It was my attempt to stay awake and finish reading Moon Magic tonight, but I find I am really tired, and my mind is enough furnished, if not overly so, with enough concepts and questions as to make me feel really restless and unable to intake more.
I recognize the innate truth in this book. I have lately felt that I could not intake any of the things I have been reading lately if I had not been learning Zen Buddhism additionally. I feel like that practice enables me to recognize the truth of other practices on an unthinking level that is at the heart of spiritual work.
I have been just sitting here for what seems like hours thinking things through. The thing I reached in the book today was "the greater magic," the working on the self that is otherwise known as psychology. I found out that Dion Fortune was herself a psychologist Witches must face their innermost darkness in order to obtain a higher degree. And an alleged symbology of the upside-down pentagram is the pendant of the second-degree witch who is facing the darkness within himself.
At my most cynical moments I have faltered at myself in this magickal version of a Twelve Step Program. But I started reading Aleister Crowley's High Magick's Aid and experienced similar feelings as in my study of the Qabalah. He asserts what can be found in magickal study is exactly that which I seek, an understanding of the human life. I find myself going further and further down this path. I'm reluctant, because I know at some point I'm going to look behind me and all traces of what was before will be gone, and here will be no shore I will be able to return to, I will only be able reach the far shore, or none at all. This is because of the brevity of life. For what I have to learn to gain full understanding of this path, I will have to commit myself to it.
This path I have discovered seemingly so inadvertently is so different than the path I sought in paganism. I am already so far down it I can barely glimpse the promises that drew me into witchcraft. Dryads with bark-colored hair beneath a power-bestowing moon. The ability to conjure, raise energy and work lovingly with nature. Flowers in the hair, herbs in the pot, a cottage full of cats. This is the life of the witch.
Maybe the life of the natural witch. Or the self-realized witch. But I am not a witch. I have had successes, and I yearn for that path. I believe it is a path for those with natural abilities, however, and I have learned pretty quickly in my stumblings that I am not instinctive in that way, and that I am reaching for that same goal through long and exhaustive intellectual study.
I wish I could practice natural magick, I wish I could make beautiful things, but like the ball of yarn I untangled I find here is a whole mess in front of me, and I can't practice natural magick with an aberrant nature.
So I follow this sorcery version of a Twelve Step Program. I am angry with it tonight, that is true. I am tired of my own flaws and lack of understanding, unconditional love and giving.
Our world calls a "witch" the opposite of what that word means to me. A "witch" is a spiritual human being who works through a loving and compassionate nature to tip the scales toward good, in deeds great and small, using mystical arts.
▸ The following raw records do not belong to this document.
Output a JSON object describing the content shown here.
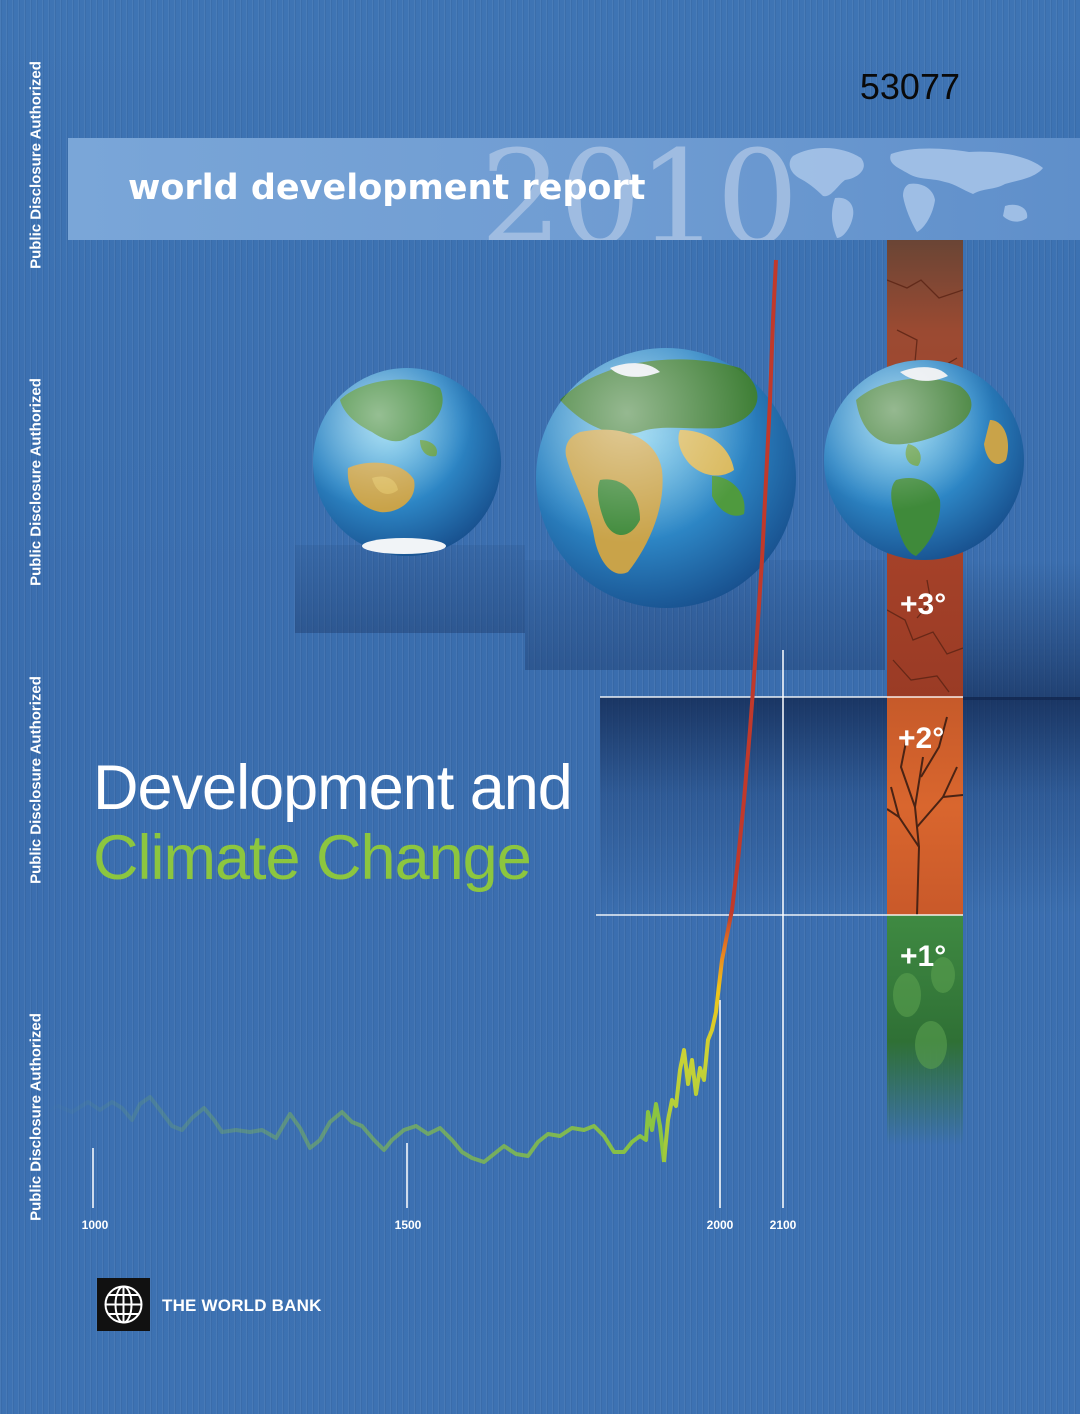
{
  "document_number": "53077",
  "banner": {
    "title": "world development report",
    "year": "2010"
  },
  "side_stamp": "Public Disclosure Authorized",
  "title": {
    "line1": "Development and",
    "line2": "Climate Change"
  },
  "temperatures": [
    "+3°",
    "+2°",
    "+1°"
  ],
  "timeline": {
    "axis_labels": [
      "1000",
      "1500",
      "2000",
      "2100"
    ]
  },
  "publisher": "THE WORLD BANK",
  "colors": {
    "background": "#3b6fae",
    "banner": "#78a4d8",
    "title_white": "#ffffff",
    "title_green": "#8cc63f",
    "curve_green": "#8cc63f",
    "curve_yellow": "#f0c419",
    "curve_red": "#c0392b",
    "band_red": "#a8432a",
    "band_orange": "#d9662e",
    "band_green": "#3f8a42"
  },
  "icons": [
    "globe-asia-australia-icon",
    "globe-africa-europe-icon",
    "globe-americas-icon",
    "world-map-icon",
    "world-bank-logo-icon"
  ]
}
And I am beginning to agree with Crowley's assertion that there is no real difference between science and magick except the obvious connotations the terms provoke in our minds. I could just as easily have said "science" as I said "mystical arts."
I document the evidence of my successful work as benevolent gifts from a higher Power, a "foretaste of the feast to come" to completely mangle Scripture, as I may have abilities and accomplish work and feel regularly that I am entitled to approach a higher Power once I have made good in my journey to understand my life and my self.